Intellect and Religious Imagination

Anna Devere Smith is best known for powerful and provocative performances. She is perhaps less well known as an Episcopalian.

Smith has just begun a residency at Grace Cathedral in San Francisco centered on the theme of “grace.” The following exchange between Ms. Smith and the Very Reverend Jane Shaw, the Cathedral’s dean, was included in a February 10 article in the New York Times:

“I think people would be very surprised to hear you say that you’re Episcopalian.”

”What would they think I’d be?” Ms. Smith asked.

“You’re a smart person. Why would you be religious?” parried Dean Shaw, in her clipped British accent.

Ms. Smith, however, did not take the bait. Calling religion “an extraordinary act of imagination,” she likened the experience of working on a stage production to the rituals in a church.

I love this exchange.

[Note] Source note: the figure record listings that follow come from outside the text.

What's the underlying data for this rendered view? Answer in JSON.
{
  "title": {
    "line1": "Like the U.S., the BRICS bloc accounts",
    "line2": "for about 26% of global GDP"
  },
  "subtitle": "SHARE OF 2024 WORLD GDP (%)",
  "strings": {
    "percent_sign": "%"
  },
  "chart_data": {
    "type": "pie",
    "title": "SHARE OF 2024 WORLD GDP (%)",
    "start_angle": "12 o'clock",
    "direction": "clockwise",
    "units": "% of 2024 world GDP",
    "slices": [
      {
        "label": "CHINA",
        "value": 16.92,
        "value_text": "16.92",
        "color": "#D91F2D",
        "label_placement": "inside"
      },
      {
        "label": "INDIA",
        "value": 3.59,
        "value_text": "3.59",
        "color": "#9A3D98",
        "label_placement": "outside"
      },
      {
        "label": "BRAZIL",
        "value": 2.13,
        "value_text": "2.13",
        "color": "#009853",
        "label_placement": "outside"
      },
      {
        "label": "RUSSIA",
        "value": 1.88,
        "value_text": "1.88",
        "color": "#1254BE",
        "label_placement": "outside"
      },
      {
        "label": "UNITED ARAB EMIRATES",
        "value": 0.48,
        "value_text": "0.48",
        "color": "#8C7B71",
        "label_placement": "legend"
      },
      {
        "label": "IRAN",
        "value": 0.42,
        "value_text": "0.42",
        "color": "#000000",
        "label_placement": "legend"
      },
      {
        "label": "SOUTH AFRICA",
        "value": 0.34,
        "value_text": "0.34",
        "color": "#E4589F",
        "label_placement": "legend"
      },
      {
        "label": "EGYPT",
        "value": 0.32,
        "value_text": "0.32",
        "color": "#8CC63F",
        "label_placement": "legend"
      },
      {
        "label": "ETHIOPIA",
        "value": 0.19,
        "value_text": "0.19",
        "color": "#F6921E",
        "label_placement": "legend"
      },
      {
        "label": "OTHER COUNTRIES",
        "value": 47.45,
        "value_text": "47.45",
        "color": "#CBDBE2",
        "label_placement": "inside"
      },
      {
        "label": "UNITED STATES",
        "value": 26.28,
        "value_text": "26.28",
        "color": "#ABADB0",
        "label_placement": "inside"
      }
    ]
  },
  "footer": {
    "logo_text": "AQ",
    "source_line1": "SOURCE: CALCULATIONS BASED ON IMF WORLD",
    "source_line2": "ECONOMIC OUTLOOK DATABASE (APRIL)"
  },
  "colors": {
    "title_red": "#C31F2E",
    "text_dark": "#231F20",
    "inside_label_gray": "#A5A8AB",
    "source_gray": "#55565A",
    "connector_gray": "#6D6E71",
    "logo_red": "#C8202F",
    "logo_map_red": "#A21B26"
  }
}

Dean Shaw captures a view held by many a liberal intellectual: that smart people are too smart to believe in religion; ergo those who are religious must not be very smart. Sadly, the current political discourse on religion continues to pit science, reason, and religion against one another.

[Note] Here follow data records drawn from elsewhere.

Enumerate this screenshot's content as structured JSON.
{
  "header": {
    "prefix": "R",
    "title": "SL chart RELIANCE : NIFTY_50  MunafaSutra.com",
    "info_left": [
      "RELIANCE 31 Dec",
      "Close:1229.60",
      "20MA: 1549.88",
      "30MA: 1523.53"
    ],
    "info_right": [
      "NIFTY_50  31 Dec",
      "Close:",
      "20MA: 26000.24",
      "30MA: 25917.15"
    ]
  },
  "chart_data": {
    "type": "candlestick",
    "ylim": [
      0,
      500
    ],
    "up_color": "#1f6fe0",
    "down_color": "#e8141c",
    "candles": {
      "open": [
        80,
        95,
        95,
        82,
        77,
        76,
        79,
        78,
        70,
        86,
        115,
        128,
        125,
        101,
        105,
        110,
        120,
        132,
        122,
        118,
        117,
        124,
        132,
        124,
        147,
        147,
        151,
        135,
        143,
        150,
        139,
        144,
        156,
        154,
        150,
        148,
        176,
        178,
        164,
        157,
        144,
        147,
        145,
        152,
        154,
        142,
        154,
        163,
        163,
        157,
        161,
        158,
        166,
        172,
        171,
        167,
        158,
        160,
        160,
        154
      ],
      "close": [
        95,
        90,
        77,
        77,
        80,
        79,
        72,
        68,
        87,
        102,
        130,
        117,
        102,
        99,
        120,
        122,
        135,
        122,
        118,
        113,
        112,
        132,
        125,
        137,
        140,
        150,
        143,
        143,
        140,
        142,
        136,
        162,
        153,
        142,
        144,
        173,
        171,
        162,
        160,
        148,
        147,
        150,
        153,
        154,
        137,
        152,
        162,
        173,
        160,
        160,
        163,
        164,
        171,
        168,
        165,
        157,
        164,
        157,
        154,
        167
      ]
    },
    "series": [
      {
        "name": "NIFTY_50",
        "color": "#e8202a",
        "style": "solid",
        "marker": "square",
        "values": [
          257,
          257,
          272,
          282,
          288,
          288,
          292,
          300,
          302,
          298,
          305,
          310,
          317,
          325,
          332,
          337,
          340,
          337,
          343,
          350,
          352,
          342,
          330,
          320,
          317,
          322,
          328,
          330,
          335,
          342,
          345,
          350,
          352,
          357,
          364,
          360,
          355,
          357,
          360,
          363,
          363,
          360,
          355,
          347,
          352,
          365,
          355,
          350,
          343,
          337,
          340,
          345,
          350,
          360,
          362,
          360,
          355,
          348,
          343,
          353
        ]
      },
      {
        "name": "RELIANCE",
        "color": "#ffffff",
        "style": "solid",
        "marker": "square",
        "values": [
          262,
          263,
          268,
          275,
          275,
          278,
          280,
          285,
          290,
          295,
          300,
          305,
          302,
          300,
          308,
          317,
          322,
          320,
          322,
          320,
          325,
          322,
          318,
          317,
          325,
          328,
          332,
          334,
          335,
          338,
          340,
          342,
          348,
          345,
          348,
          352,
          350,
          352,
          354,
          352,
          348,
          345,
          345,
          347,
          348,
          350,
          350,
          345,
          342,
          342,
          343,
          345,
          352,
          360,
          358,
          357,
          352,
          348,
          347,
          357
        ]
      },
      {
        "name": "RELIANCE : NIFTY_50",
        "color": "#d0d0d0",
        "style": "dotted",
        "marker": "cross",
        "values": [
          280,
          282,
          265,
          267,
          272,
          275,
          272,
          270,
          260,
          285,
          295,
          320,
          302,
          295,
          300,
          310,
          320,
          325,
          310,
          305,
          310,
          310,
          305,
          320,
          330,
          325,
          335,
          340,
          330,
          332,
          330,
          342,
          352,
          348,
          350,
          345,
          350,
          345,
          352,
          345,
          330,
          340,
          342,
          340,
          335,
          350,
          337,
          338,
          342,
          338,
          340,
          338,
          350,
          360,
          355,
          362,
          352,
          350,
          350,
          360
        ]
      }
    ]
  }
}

But Anna Deavere Smith, a smart person indeed, refuses to buy into an intellect-or-religion dichotomy. On the contrary, in her description of religion as “an extraordinary act of imagination” the two become bound together; the intellect is not in conflict with religion but offers a way into some deeper understanding and expression of religious experience.

Priests, rabbis, theologians, and intellectuals of many faiths (and none at all) have long understood what Ms. Smith and Dean Shaw know well: that the intellect is essential to understanding religion and religious experience. This has been a hallmark of Anglicanism and the Episcopal Church for centuries.

The religious imagination and the power of the intellect. Episcopal schools are places where both matter and both can and should be explored, together, wherever they may lead.